Elas Nedir? Kelime Kökeni: Arapça-ad – Azılı hırsız – Gök dudaklı – Uğru Cümle içinde kullanımı: “Bunca zamandır görmediğimiz elas hapse girmiş günlerini dolduruyor.”
El’ân Nedir? Kelime Kökeni: Arapça-zarf – Şimdiki halde – Henüz – Şimdi – Bu ana kadar – Hala – Daha – Yeni – Şimdiye kadar – Ancak Cümle içinde kullanımı: “El’ân yapacaklarımızın sözünü veriyor çalışmalarımızı sürdürüyoruz.”
Elamân Nedir? Kelime Kökeni: Arapça-ünlem – Sızlanma – Yakınma ifadesi – Çaresizlik – Bezginlik anlatan söz – Şikayet edatı – Aman Cümle içinde kullanımı: “Yandım ey dost, elamân diliyor sana kendimi feda ediyorum!”
Elâ Nedir? Kelime Kökeni: Arapça-sıfat – Açık mavi – Açık gök rengi – Fayda – Güzellik – İyilik – Göz rengi – Sarıya çalan kestane rengi Cümle içinde kullanımı: “Kızın gözleri muhteşem bir elâydı, baktıkça insanın bakası geliyor.”
Ekzeb Nedir? Kelime Kökeni: Arapça-sıfat – En büyük yalan – En büyük günah – Büyük iftira – Uydurma – Büyük vebal Cümle içinde kullanımı: “Bizim inancımızda ekzeb olan başka bir insanın canına musallat olmaktır.”
Ekyâs Nedir?

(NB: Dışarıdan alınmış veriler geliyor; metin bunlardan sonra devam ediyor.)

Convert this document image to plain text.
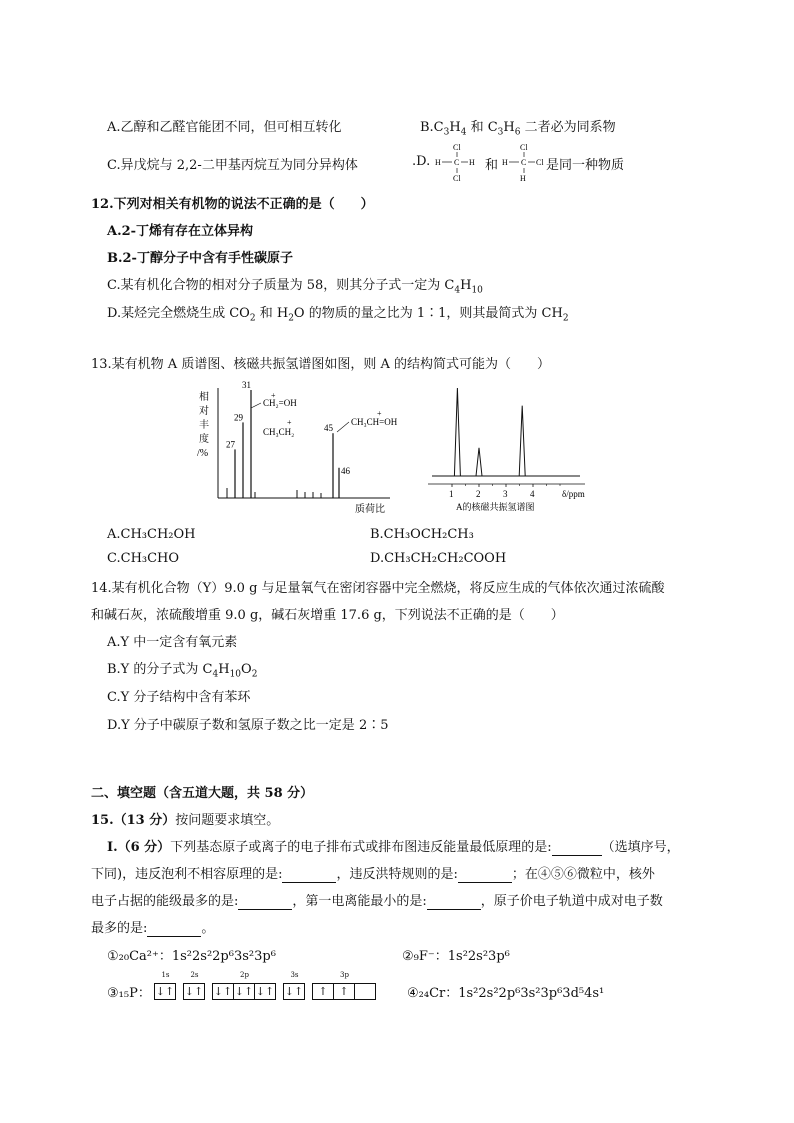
A.乙醇和乙醛官能团不同，但可相互转化	$B.C_3H_4$ 和 $C_3H_6$ 二者必为同系物
C.异戊烷与 2,2-二甲基丙烷互为同分异构体	.D.
Cl
H C H
Cl
和
Cl
H C Cl
H
是同一种物质
12.下列对相关有机物的说法不正确的是（　　）
A.2-丁烯有存在立体异构
B.2-丁醇分子中含有手性碳原子
C.某有机化合物的相对分子质量为 58，则其分子式一定为 $C_4H_{10}$
D.某烃完全燃烧生成 $CO_2$ 和 $H_2O$ 的物质的量之比为 1∶1，则其最简式为 $CH_2$
13.某有机物 A 质谱图、核磁共振氢谱图如图，则 A 的结构简式可能为（　　）
相
对
丰
度
/%
27
29
31
45
46
+
CH₂=OH
+
CH₃CH₂
+
CH₃CH=OH
质荷比
1	2	3	4	δ/ppm
A的核磁共振氢谱图
A.CH₃CH₂OH	B.CH₃OCH₂CH₃
C.CH₃CHO	D.CH₃CH₂CH₂COOH
14.某有机化合物（Y）9.0 g 与足量氧气在密闭容器中完全燃烧，将反应生成的气体依次通过浓硫酸
和碱石灰，浓硫酸增重 9.0 g，碱石灰增重 17.6 g，下列说法不正确的是（　　）
A.Y 中一定含有氧元素
B.Y 的分子式为 $C_4H_{10}O_2$
C.Y 分子结构中含有苯环
D.Y 分子中碳原子数和氢原子数之比一定是 2∶5
二、填空题（含五道大题，共 58 分）
15.（13 分）按问题要求填空。
Ⅰ.（6 分）下列基态原子或离子的电子排布式或排布图违反能量最低原理的是:	（选填序号，
下同)，违反泡利不相容原理的是:	，违反洪特规则的是:	；在④⑤⑥微粒中，核外
电子占据的能级最多的是:	，第一电离能最小的是:	，原子价电子轨道中成对电子数
最多的是:	。
①₂₀Ca²⁺：1s²2s²2p⁶3s²3p⁶	②₉F⁻：1s²2s²3p⁶
③₁₅P：
1s
↓↑
2s
↓↑
2p
↓↑ ↓↑ ↓↑
3s
↓↑
3p
↑ ↑	④₂₄Cr：1s²2s²2p⁶3s²3p⁶3d⁵4s¹
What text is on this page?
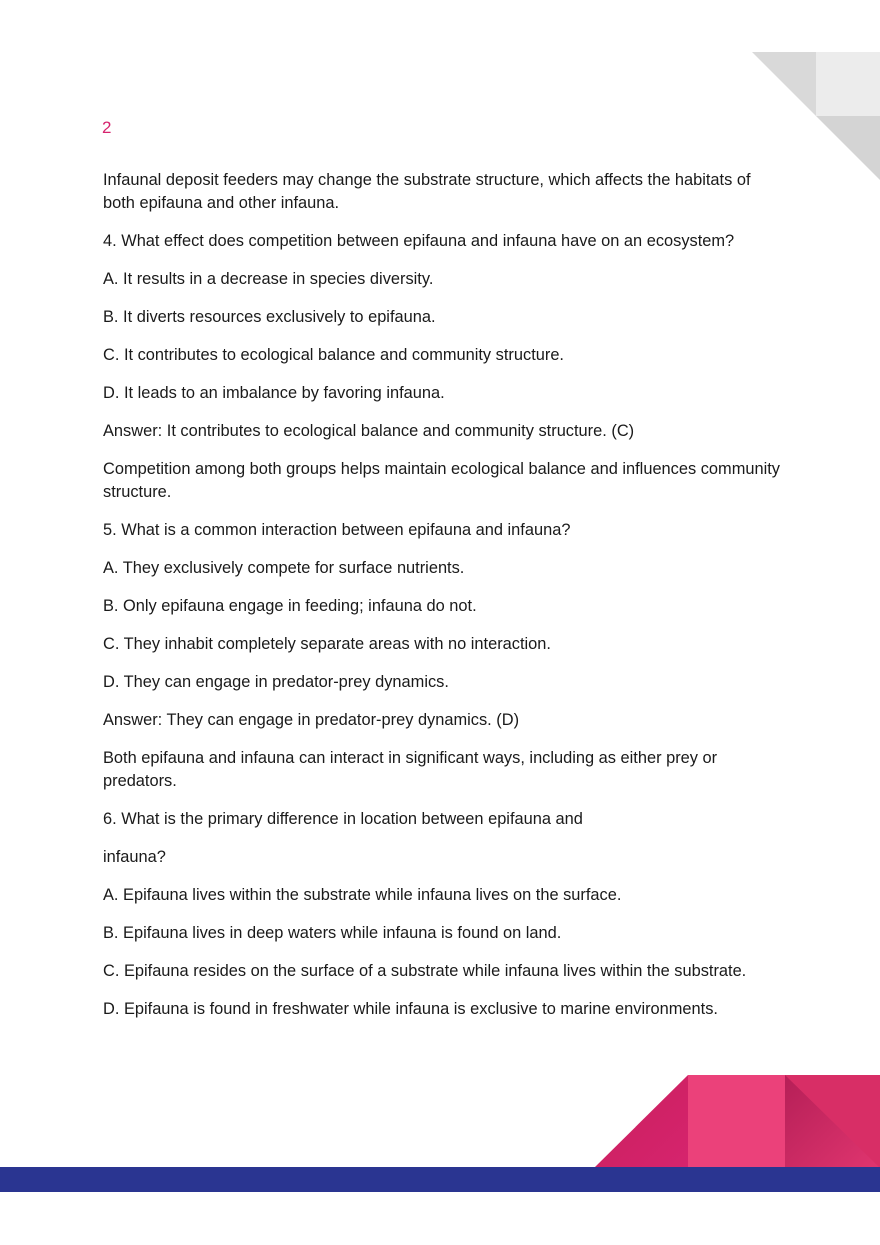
2

Infaunal deposit feeders may change the substrate structure, which affects the habitats of both epifauna and other infauna.

4. What effect does competition between epifauna and infauna have on an ecosystem?

A. It results in a decrease in species diversity.

B. It diverts resources exclusively to epifauna.

C. It contributes to ecological balance and community structure.

D. It leads to an imbalance by favoring infauna.

Answer: It contributes to ecological balance and community structure. (C)

Competition among both groups helps maintain ecological balance and influences community structure.

5. What is a common interaction between epifauna and infauna?

A. They exclusively compete for surface nutrients.

B. Only epifauna engage in feeding; infauna do not.

C. They inhabit completely separate areas with no interaction.

D. They can engage in predator-prey dynamics.

Answer: They can engage in predator-prey dynamics. (D)

Both epifauna and infauna can interact in significant ways, including as either prey or predators.

6. What is the primary difference in location between epifauna and

infauna?

A. Epifauna lives within the substrate while infauna lives on the surface.

B. Epifauna lives in deep waters while infauna is found on land.

C. Epifauna resides on the surface of a substrate while infauna lives within the substrate.

D. Epifauna is found in freshwater while infauna is exclusive to marine environments.
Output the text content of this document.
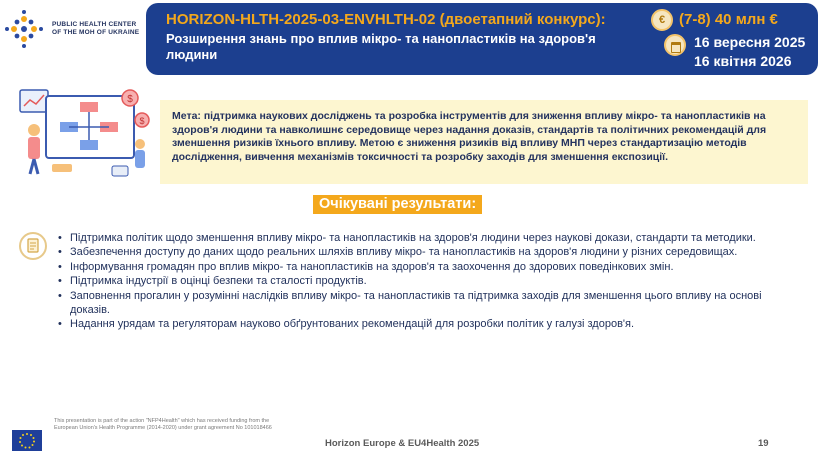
PUBLIC HEALTH CENTER
OF THE MOH OF UKRAINE
HORIZON-HLTH-2025-03-ENVHLTH-02 (двоетапний конкурс):
Розширення знань про вплив мікро- та нанопластиків на здоров'я людини
€ (7-8) 40 млн €
16 вересня 2025
16 квітня 2026
$
$	Мета: підтримка наукових досліджень та розробка інструментів для зниження впливу мікро- та нанопластиків на здоров'я людини та навколишнє середовище через надання доказів, стандартів та політичних рекомендацій для зменшення ризиків їхнього впливу. Метою є зниження ризиків від впливу МНП через стандартизацію методів дослідження, вивчення механізмів токсичності та розробку заходів для зменшення експозиції.

Очікувані результати:
• Підтримка політик щодо зменшення впливу мікро- та нанопластиків на здоров'я людини через наукові докази, стандарти та методики.
• Забезпечення доступу до даних щодо реальних шляхів впливу мікро- та нанопластиків на здоров'я людини у різних середовищах.
• Інформування громадян про вплив мікро- та нанопластиків на здоров'я та заохочення до здорових поведінкових змін.
• Підтримка індустрії в оцінці безпеки та сталості продуктів.
• Заповнення прогалин у розумінні наслідків впливу мікро- та нанопластиків та підтримка заходів для зменшення цього впливу на основі доказів.
• Надання урядам та регуляторам науково обґрунтованих рекомендацій для розробки політик у галузі здоров'я.
This presentation is part of the action "NFP4Health" which has received funding from the European Union's Health Programme (2014-2020) under grant agreement No 101018466
Horizon Europe & EU4Health 2025	19
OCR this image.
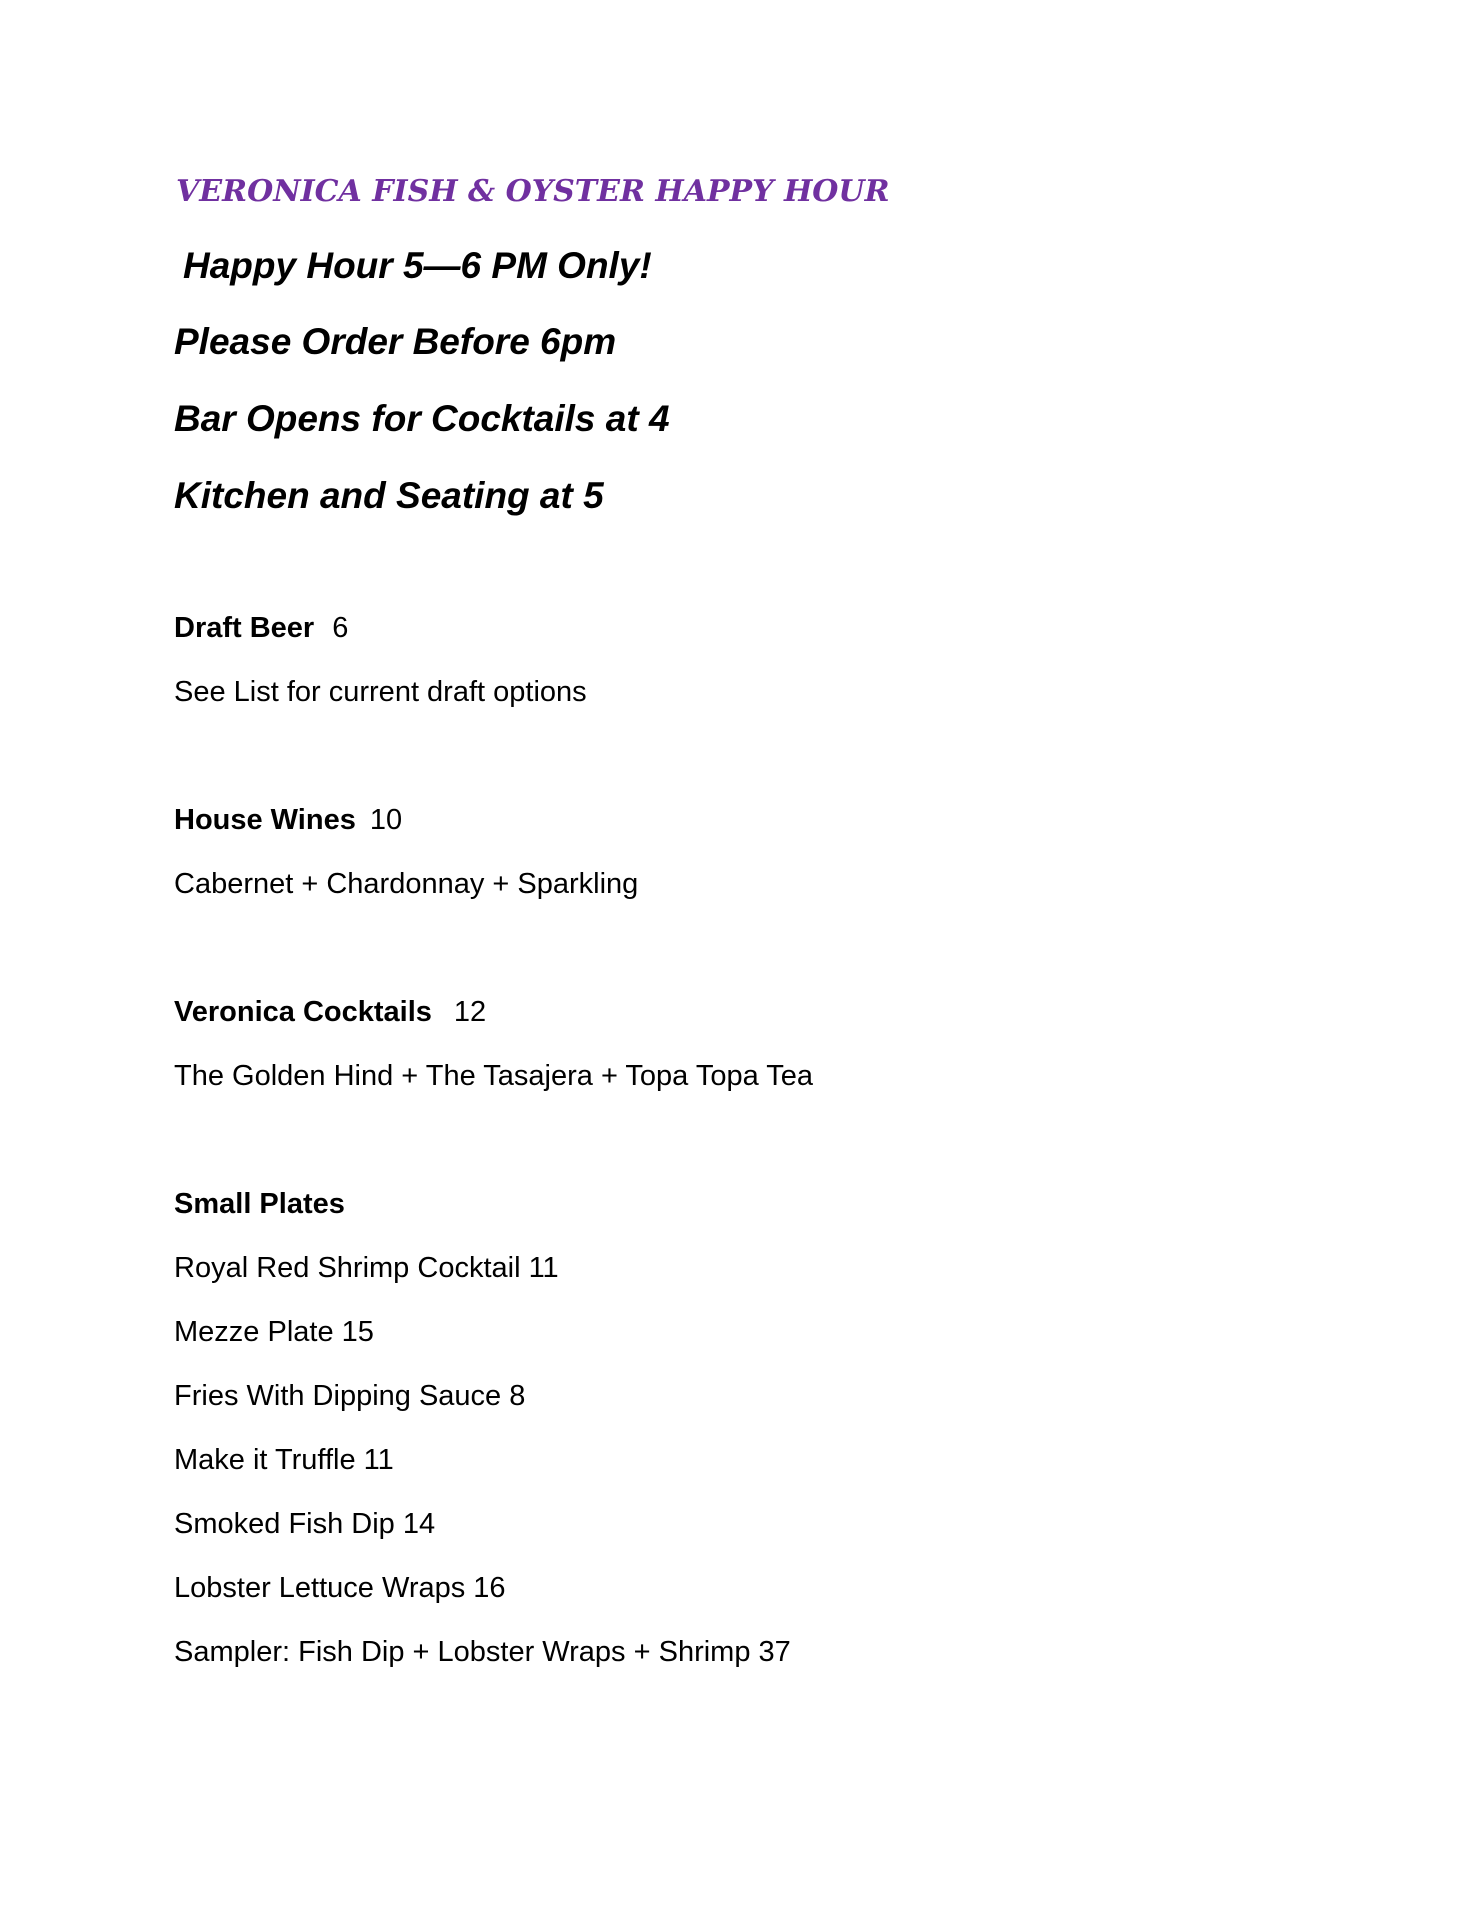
VERONICA FISH & OYSTER HAPPY HOUR
Happy Hour 5—6 PM Only!
Please Order Before 6pm
Bar Opens for Cocktails at 4
Kitchen and Seating at 5
Draft Beer 6
See List for current draft options
House Wines 10
Cabernet + Chardonnay + Sparkling
Veronica Cocktails 12
The Golden Hind + The Tasajera + Topa Topa Tea
Small Plates
Royal Red Shrimp Cocktail 11
Mezze Plate 15
Fries With Dipping Sauce 8
Make it Truffle 11
Smoked Fish Dip 14
Lobster Lettuce Wraps 16
Sampler: Fish Dip + Lobster Wraps + Shrimp 37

Kelime Kökeni: Arapça-çoğul ad – Para çantaları – Torbalar – Küçük çantalar – Para keseleri – Kisler – Poşetler – Husyeler Cümle içinde kullanımı: “Bayramlarda dede ve ninelerimizden içi para ve şeker olan ekyâs alırdık.”
Ekyâr Nedir? Kelime Kökeni: Arapça-çoğul ad – Haykırmalar – Bağırmalar – Anırmalar – Öğürmeler – Seslenmeler Cümle içinde kullanımı: “Kulağımıza kadar ulaşan ekyârı nasıl duymazdan geliyor, vicdanınızı susturuyorsunuz.”
Ekyâl Nedir? Kelime Kökeni: Arapça-çoğul ad – Nitelikler – Ölçüler – Kileler – Ölçekler – Kileler Cümle içinde kullanımı: “Ekyâl haksızlık yaparsa halk daima kandırılır.”
Ekvân Nedir? Kelime Kökeni: Arapça-ad – Dünyalar – Alemler – Varlıklar – Oluşlar – Çevreler Cümle içinde kullanımı: “Ekvân biz insanların yaşam alanı ve evidir onu temiz tutmak görevimiz.”
Ekvâh Nedir? Kelime Kökeni: Arapça-ady – Kamıştan yapılmış kulübeler – Penceresiz ufak kulübeler Cümle içinde kullanımı: “Ekvâh şiddetli yağmur ve fırtınadan çoktan yıkılmış harabeye dönmüşler.”